The Trades Union Congress (TUC) has this week accepted the Musicians' Union (MU), motion that professional musicians shouldn’t be expected to work for free under any circumstances.
General Secretary of the MU John Smith said: “The MU believes that too many people seem to think that music and entertainment are a hobby rather than a career, and are unaware of the years of training and hard work that it takes to become a professional performer. This leads to performers being asked or expected to work for free in far too many instances”.
Smith went on to say that Olympic events had brought the issue to the forefront again with many reports of musicians asked to play events connected to the games for no fee, despite an agreement between the MU and LOCOG that this wouldn’t happen.
Presumably, Smith isn’t referring to Sir Paul McCartney’s previously reported peppercorn fee of £1 to play the opening ceremony (some would say that the former Beatle got a good deal).

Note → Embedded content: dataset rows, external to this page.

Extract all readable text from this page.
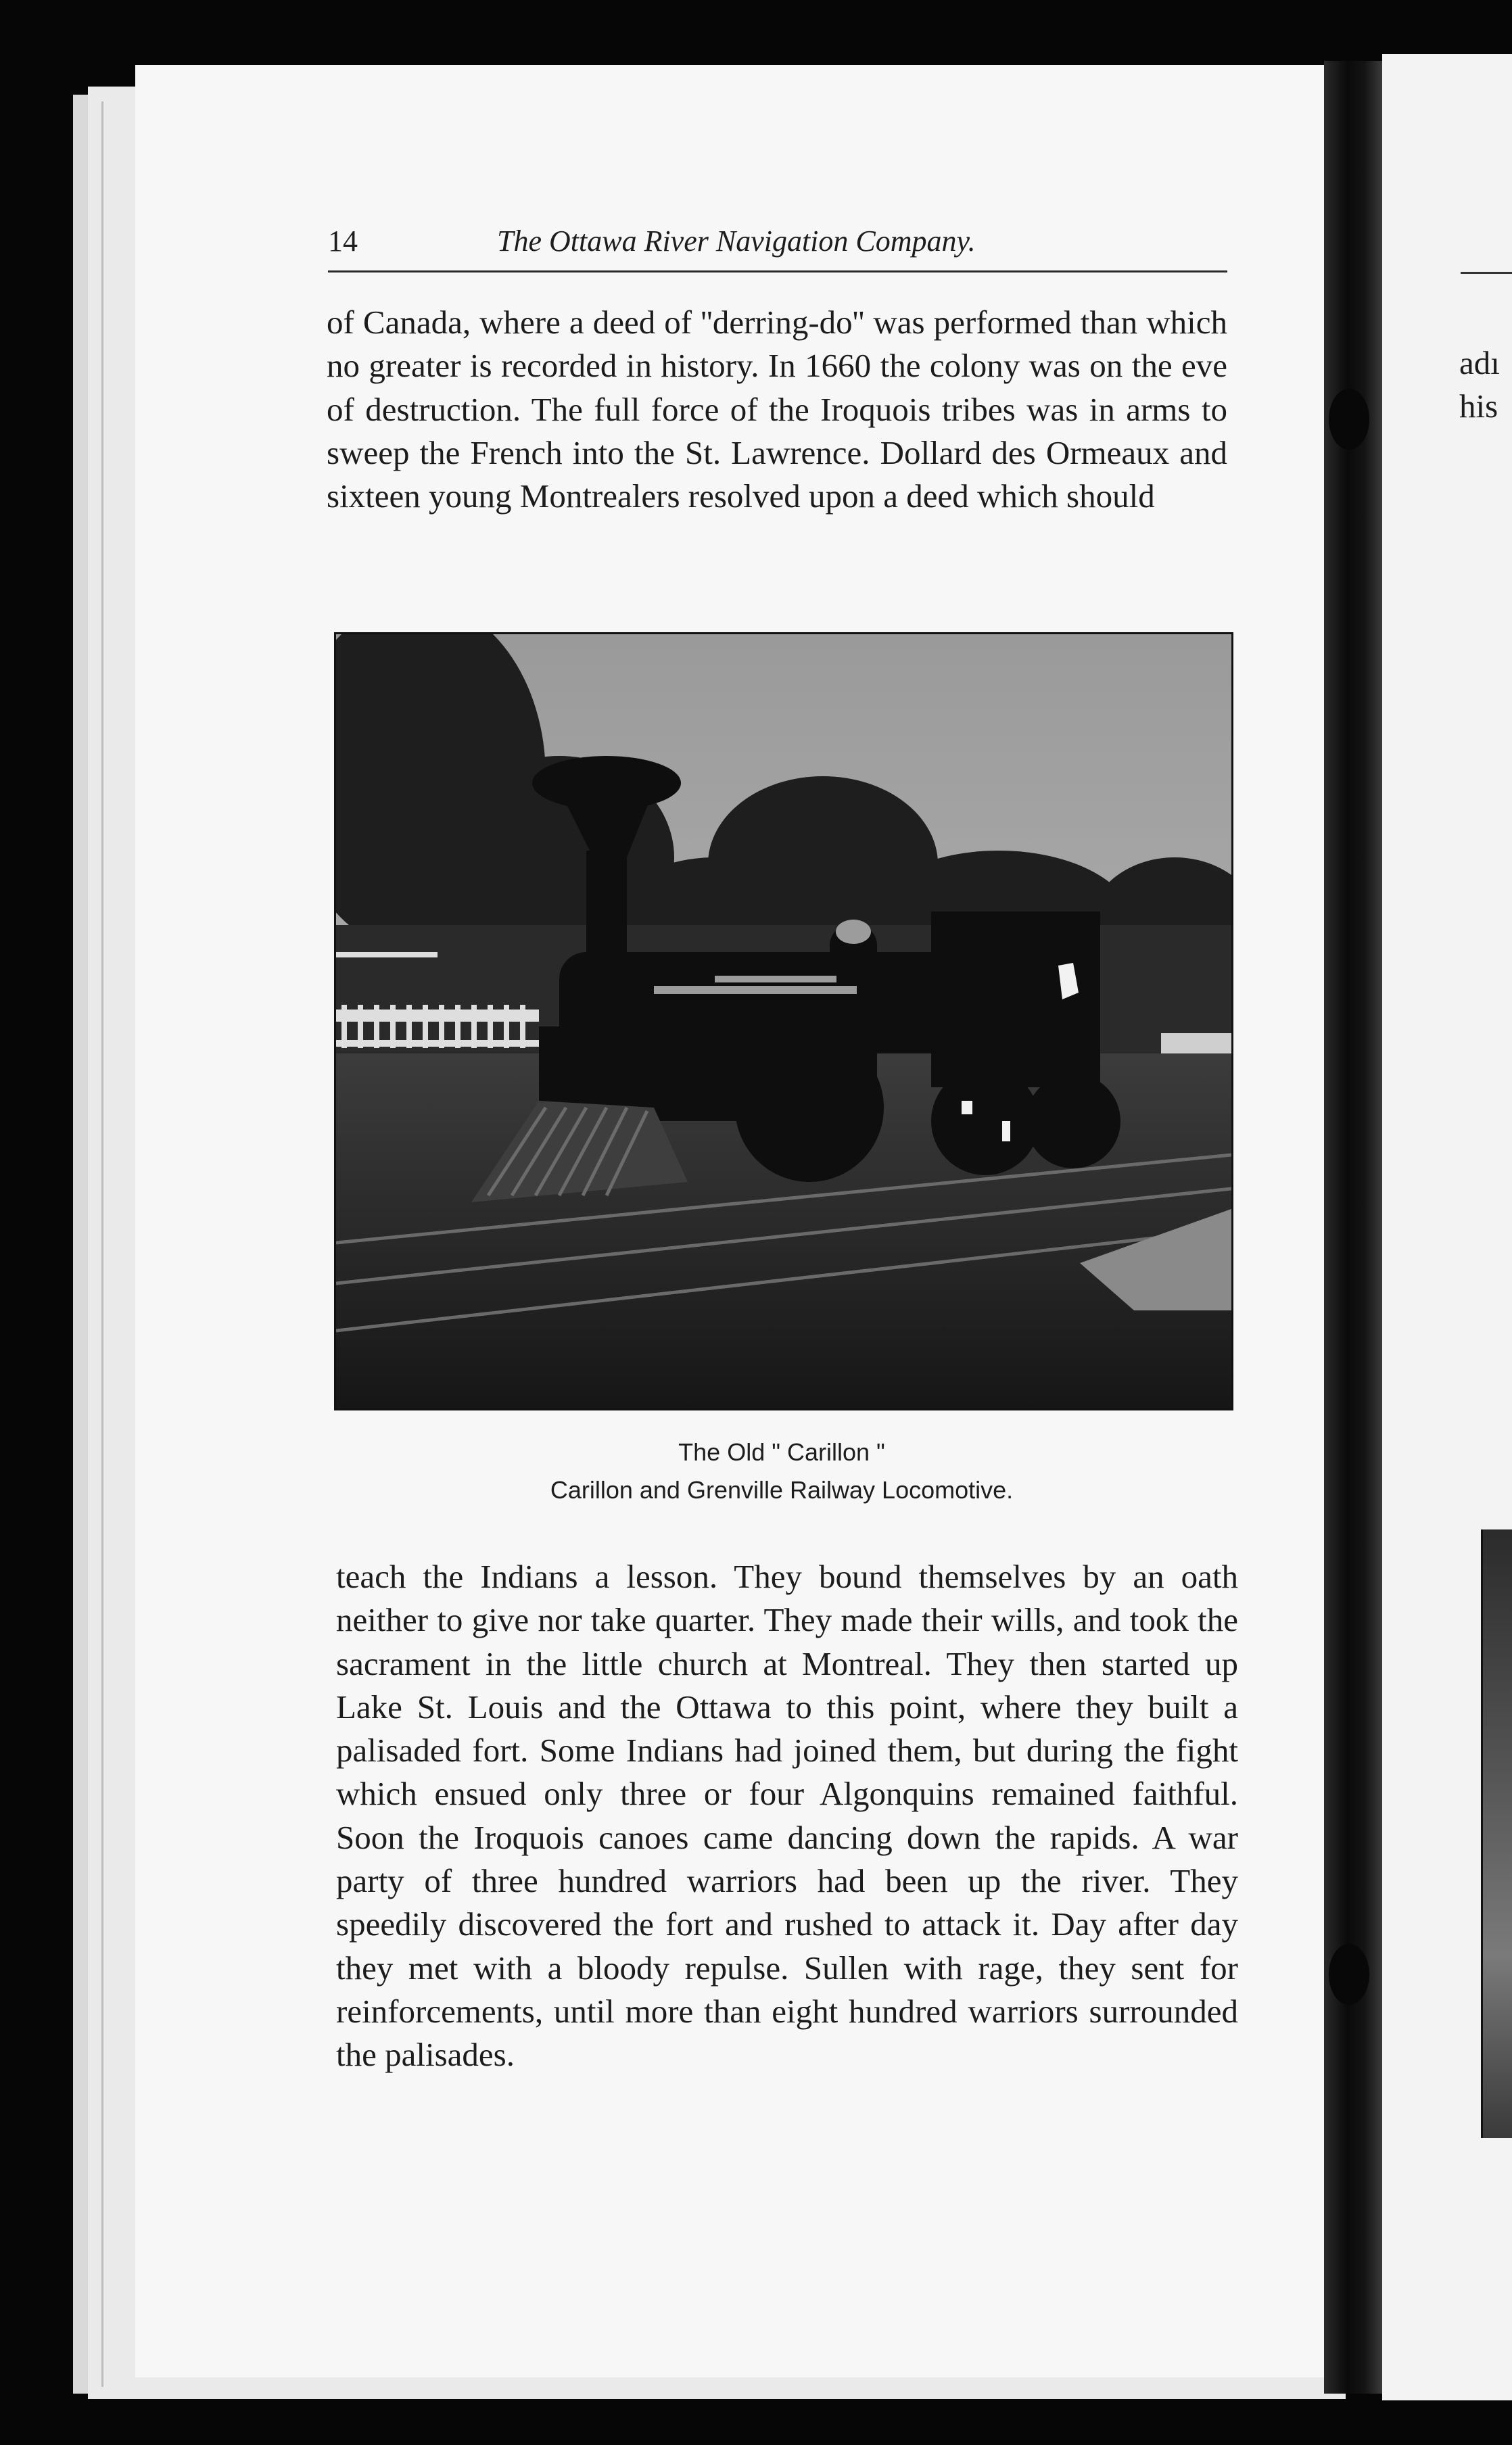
14	The Ottawa River Navigation Company.

of Canada, where a deed of ''derring-do'' was performed than which no greater is recorded in history. In 1660 the colony was on the eve of destruction. The full force of the Iroquois tribes was in arms to sweep the French into the St. Lawrence. Dollard des Ormeaux and sixteen young Montrealers resolved upon a deed which should

The Old " Carillon "
Carillon and Grenville Railway Locomotive.

teach the Indians a lesson. They bound themselves by an oath neither to give nor take quarter. They made their wills, and took the sacrament in the little church at Montreal. They then started up Lake St. Louis and the Ottawa to this point, where they built a palisaded fort. Some Indians had joined them, but during the fight which ensued only three or four Algonquins remained faithful. Soon the Iroquois canoes came dancing down the rapids. A war party of three hundred warriors had been up the river. They speedily discovered the fort and rushed to attack it. Day after day they met with a bloody repulse. Sullen with rage, they sent for reinforcements, until more than eight hundred warriors surrounded the palisades.

adı
his
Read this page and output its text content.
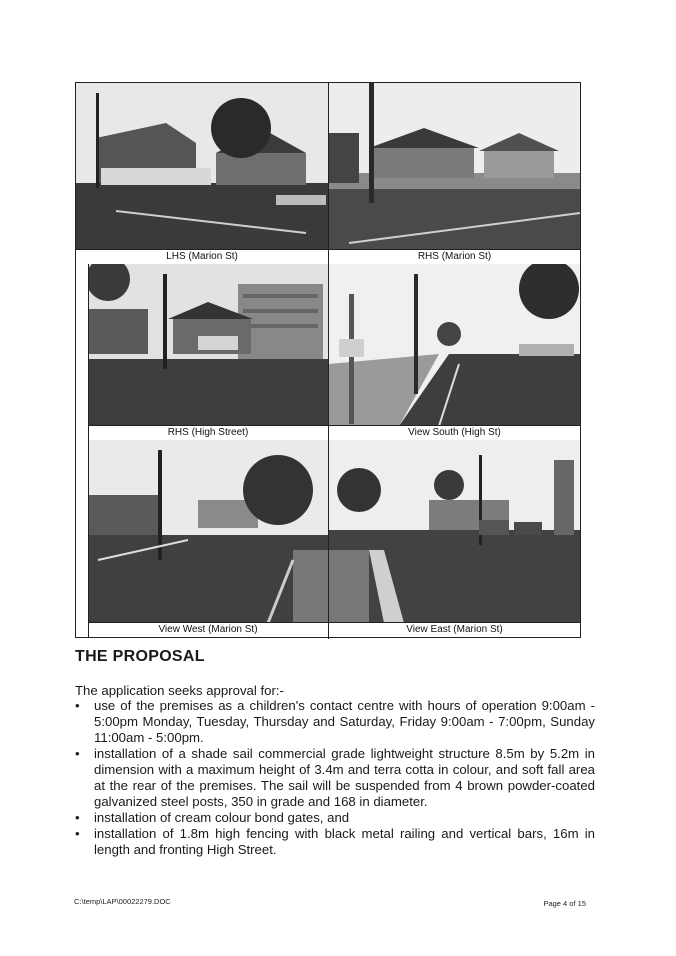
LHS (Marion St)	RHS (Marion St)
RHS (High Street)	View South (High St)
View West (Marion St)	View East (Marion St)
THE PROPOSAL
The application seeks approval for:-
• use of the premises as a children's contact centre with hours of operation 9:00am - 5:00pm Monday, Tuesday, Thursday and Saturday, Friday 9:00am - 7:00pm, Sunday 11:00am - 5:00pm.
• installation of a shade sail commercial grade lightweight structure 8.5m by 5.2m in dimension with a maximum height of 3.4m and terra cotta in colour, and soft fall area at the rear of the premises. The sail will be suspended from 4 brown powder-coated galvanized steel posts, 350 in grade and 168 in diameter.
• installation of cream colour bond gates, and
• installation of 1.8m high fencing with black metal railing and vertical bars, 16m in length and fronting High Street.
C:\temp\LAP\00022279.DOC	Page 4 of 15
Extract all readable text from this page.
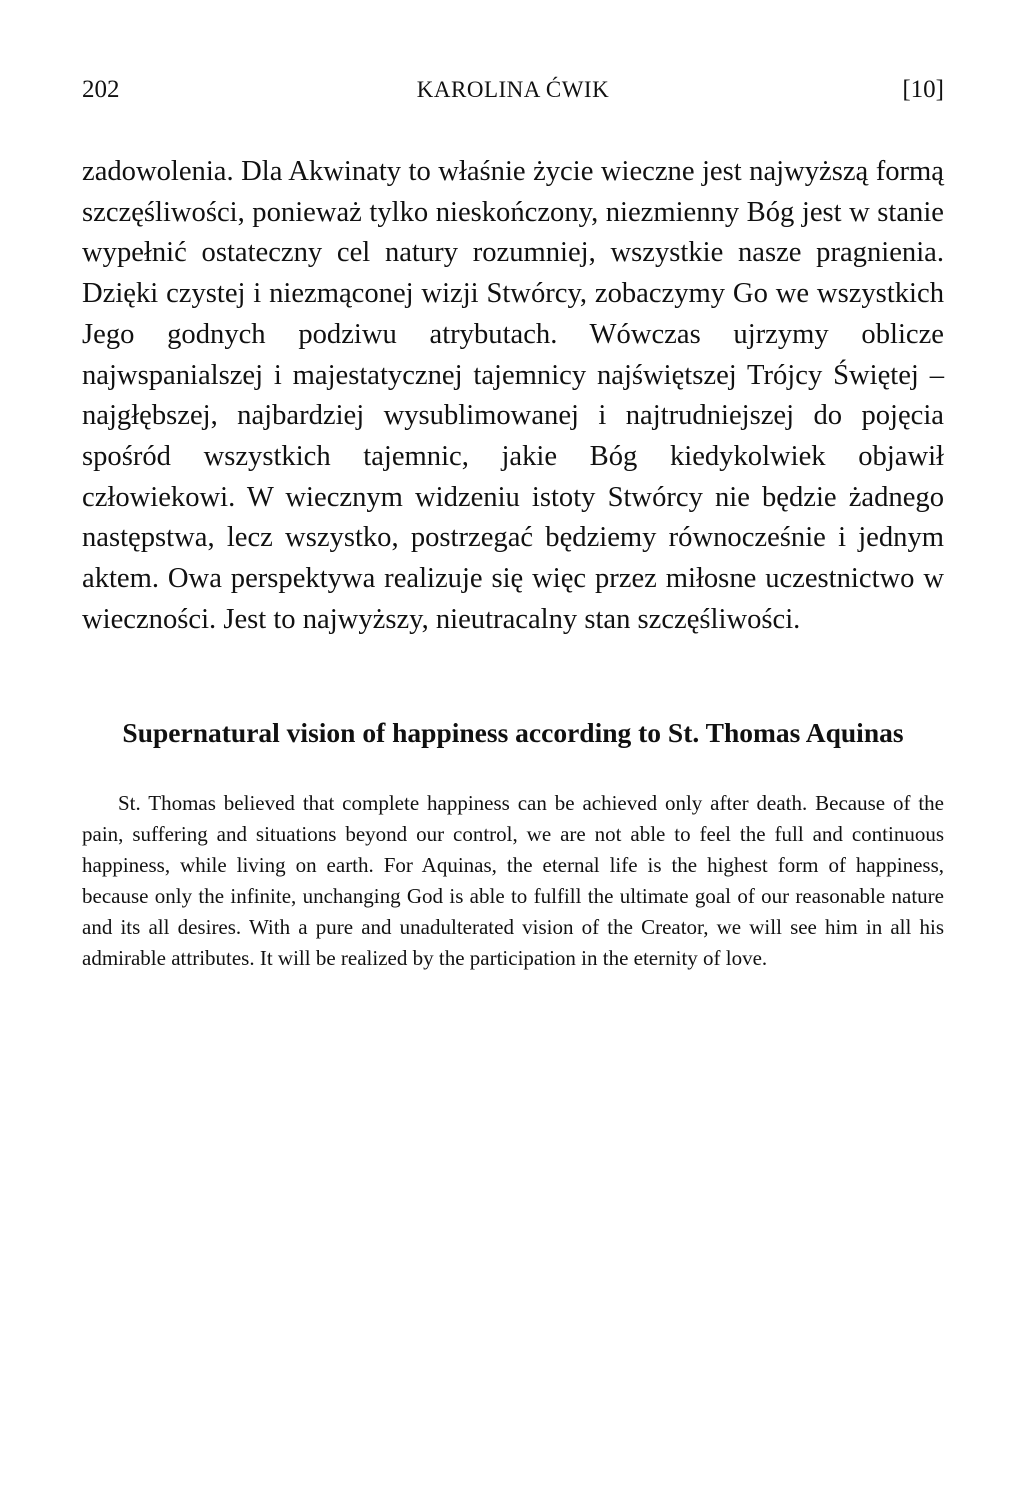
202	KAROLINA ĆWIK	[10]

zadowolenia. Dla Akwinaty to właśnie życie wieczne jest najwyższą formą szczęśliwości, ponieważ tylko nieskończony, niezmienny Bóg jest w stanie wypełnić ostateczny cel natury rozumniej, wszystkie nasze pragnienia. Dzięki czystej i niezmąconej wizji Stwórcy, zobaczymy Go we wszystkich Jego godnych podziwu atrybutach. Wówczas ujrzymy oblicze najwspanialszej i majestatycznej tajemnicy najświętszej Trójcy Świętej – najgłębszej, najbardziej wysublimowanej i najtrudniejszej do pojęcia spośród wszystkich tajemnic, jakie Bóg kiedykolwiek objawił człowiekowi. W wiecznym widzeniu istoty Stwórcy nie będzie żadnego następstwa, lecz wszystko, postrzegać będziemy równocześnie i jednym aktem. Owa perspektywa realizuje się więc przez miłosne uczestnictwo w wieczności. Jest to najwyższy, nieutracalny stan szczęśliwości.

Supernatural vision of happiness according to St. Thomas Aquinas

St. Thomas believed that complete happiness can be achieved only after death. Because of the pain, suffering and situations beyond our control, we are not able to feel the full and continuous happiness, while living on earth. For Aquinas, the eternal life is the highest form of happiness, because only the infinite, unchanging God is able to fulfill the ultimate goal of our reasonable nature and its all desires. With a pure and unadulterated vision of the Creator, we will see him in all his admirable attributes. It will be realized by the participation in the eternity of love.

An article on the MU site illustrates that this is an ongoing issue, with Café Rouge organising various charity events on 18 September and asking musicians to play for no fee.
Smith commented: “As soon as the word ‘ charity’ comes up people think it's ok not to pay people, but the reality is that it always seems to be the musicians who are asked to work for free and no-one else, which is very unfair”.
The Trades Union Congress was held in Brighton this year and finished yesterday (12 September).